Ubuntu Community Council

Very quietly, the Ubuntu community reached a major milestone today when we held a Community Council meeting, like it does fortnightly. The only thing different was that the council included five new members — Mike Basinger, Corey Burger, Matthew East, Jerome S. Gotangco and Daniel Holbach. These members are, with the exception of Holbach, not employed by Canonical and were each confirmed by a vote of the full Ubuntu membership. Before the recent elections, I was the only member who was not a Canonical employee — and I used to be one.

From a technical perspective, the founding Ubuntu team was able to benefit from everything that Debian had built — a running start if there ever was one. From a community perspective though, we had to start from scratch and had to deal with the very difficult situation that paid labor and closely entangled corporate interests. Working with the rest of the team, I drafted a set of community norms (the Code of Conduct) and governance structures designed to keep both the community and Canonical under control. They seemed like good ideas but, because we didn’t have a community yet, only reflected the sensibilities of Mark Shuttleworth, myself, and the rest of the early Ubuntu team. The highest Ubuntu governance board, the Community Council was initially filled with people that were in the room in Oxford when we came up with the idea: myself, Mark, James Troup, and Colin Watson. We decided that the council members should, and would, be approved by a vote of the membership. With no members though, we faced a bit of a bootstrapping problem.

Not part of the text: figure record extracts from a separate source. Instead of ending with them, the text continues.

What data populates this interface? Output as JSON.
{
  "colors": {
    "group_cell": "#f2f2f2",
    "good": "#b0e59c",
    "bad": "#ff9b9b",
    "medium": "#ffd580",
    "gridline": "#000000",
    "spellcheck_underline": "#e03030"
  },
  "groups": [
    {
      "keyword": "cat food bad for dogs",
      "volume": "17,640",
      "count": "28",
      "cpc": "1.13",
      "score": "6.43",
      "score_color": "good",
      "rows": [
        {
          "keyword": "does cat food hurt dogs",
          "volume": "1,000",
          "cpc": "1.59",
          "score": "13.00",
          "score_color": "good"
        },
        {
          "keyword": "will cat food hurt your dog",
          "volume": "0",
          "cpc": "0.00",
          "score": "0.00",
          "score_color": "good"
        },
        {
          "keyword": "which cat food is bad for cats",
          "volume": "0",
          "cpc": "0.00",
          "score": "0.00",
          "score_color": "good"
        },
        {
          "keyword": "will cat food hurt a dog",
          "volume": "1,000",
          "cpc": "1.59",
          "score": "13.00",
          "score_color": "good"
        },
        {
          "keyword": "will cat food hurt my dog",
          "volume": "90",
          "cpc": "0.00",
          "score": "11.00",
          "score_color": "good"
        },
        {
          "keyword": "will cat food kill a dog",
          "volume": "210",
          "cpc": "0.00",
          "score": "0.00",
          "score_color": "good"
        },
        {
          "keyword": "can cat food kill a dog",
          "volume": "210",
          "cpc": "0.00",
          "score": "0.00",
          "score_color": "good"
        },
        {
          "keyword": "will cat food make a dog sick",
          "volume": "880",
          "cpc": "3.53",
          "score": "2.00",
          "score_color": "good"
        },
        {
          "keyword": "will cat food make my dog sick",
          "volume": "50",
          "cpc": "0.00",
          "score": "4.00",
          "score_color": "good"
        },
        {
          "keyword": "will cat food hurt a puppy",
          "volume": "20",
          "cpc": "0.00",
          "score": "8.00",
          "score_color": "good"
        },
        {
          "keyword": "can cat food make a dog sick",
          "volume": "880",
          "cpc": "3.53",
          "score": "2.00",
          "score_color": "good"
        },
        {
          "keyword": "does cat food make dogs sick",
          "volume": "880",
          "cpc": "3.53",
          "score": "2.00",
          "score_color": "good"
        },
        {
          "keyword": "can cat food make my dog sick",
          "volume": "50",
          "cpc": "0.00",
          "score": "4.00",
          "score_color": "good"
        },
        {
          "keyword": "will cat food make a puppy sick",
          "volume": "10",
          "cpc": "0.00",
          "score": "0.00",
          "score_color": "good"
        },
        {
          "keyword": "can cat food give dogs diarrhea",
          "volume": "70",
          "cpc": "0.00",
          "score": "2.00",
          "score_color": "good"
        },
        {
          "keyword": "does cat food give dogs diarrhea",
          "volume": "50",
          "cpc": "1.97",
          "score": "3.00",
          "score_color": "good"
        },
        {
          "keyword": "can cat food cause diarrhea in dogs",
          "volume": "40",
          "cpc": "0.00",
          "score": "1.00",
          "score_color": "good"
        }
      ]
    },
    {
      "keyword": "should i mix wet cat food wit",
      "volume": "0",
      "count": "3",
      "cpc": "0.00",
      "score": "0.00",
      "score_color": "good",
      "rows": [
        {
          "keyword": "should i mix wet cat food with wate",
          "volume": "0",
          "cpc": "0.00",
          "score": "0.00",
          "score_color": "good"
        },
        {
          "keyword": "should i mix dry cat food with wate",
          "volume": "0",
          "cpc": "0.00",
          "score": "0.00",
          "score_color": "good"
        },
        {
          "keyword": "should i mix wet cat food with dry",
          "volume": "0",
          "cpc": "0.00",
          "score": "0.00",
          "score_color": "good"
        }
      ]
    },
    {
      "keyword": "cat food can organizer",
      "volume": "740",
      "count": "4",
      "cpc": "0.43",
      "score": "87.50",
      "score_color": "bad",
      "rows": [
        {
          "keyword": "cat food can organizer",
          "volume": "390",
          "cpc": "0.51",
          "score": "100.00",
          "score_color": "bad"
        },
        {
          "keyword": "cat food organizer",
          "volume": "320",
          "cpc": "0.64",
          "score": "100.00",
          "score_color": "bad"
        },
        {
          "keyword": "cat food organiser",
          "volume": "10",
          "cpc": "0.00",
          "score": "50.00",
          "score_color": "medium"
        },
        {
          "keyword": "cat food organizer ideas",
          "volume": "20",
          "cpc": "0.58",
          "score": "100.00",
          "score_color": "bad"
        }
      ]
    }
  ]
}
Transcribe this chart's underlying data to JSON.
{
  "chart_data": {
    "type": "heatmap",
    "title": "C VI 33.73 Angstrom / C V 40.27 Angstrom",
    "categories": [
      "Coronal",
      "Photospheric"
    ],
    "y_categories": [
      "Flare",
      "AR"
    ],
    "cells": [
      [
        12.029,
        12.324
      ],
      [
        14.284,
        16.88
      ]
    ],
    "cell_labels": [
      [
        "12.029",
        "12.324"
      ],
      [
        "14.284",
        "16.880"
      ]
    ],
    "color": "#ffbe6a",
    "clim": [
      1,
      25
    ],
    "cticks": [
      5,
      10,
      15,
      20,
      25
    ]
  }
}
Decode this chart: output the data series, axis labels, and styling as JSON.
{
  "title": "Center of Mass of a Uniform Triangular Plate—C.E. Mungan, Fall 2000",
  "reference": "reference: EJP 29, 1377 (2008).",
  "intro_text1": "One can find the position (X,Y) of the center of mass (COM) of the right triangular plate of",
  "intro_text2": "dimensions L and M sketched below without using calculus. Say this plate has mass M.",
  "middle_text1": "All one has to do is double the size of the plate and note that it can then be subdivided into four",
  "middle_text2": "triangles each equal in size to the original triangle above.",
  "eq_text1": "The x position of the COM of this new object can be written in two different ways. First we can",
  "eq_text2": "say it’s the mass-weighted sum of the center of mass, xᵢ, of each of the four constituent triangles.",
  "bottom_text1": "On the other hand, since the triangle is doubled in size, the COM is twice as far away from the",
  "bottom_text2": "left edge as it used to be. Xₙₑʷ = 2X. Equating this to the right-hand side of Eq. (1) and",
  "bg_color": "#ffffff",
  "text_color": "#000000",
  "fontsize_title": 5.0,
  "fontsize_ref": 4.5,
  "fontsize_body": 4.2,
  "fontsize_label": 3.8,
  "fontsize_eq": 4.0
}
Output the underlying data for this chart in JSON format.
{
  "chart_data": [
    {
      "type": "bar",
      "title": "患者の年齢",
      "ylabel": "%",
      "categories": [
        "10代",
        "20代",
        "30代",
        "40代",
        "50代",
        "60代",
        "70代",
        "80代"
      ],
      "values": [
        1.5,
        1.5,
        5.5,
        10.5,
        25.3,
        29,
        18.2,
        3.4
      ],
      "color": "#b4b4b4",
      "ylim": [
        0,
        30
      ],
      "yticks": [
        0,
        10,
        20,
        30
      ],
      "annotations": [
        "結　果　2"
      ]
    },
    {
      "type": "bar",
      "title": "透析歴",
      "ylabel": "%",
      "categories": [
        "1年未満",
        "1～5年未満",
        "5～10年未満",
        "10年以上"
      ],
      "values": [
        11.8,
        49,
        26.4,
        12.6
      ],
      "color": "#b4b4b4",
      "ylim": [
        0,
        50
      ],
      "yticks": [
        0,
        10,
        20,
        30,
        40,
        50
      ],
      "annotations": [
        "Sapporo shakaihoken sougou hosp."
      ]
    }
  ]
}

Three years later, Ubuntu has a vibrant community with hundreds of enfranchised members who have an up-or-down say on the members of the council itself. When we looked for new potential council members to propose to the community, we tried to pick the most active, most level-headed, and most representative group we could find. It was pleasing to see that only one member of the new CC board works for Canonical; Canonical employees are now outnumbered.

It has been interesting to see announcements by Fedora, FreeSpire, OpenSuSE over the last few years proposing systems of more inclusive community governance structures that, perhaps not entirely coincidentally, look a bit like what Ubuntu has built in its attempts to empower users in that sometimes awkward community/company environment. Whatever the reasons, I think it means there’s more pressure on us at Ubuntu to keep raising the bar. I see today as a great example of how we’ve done just that.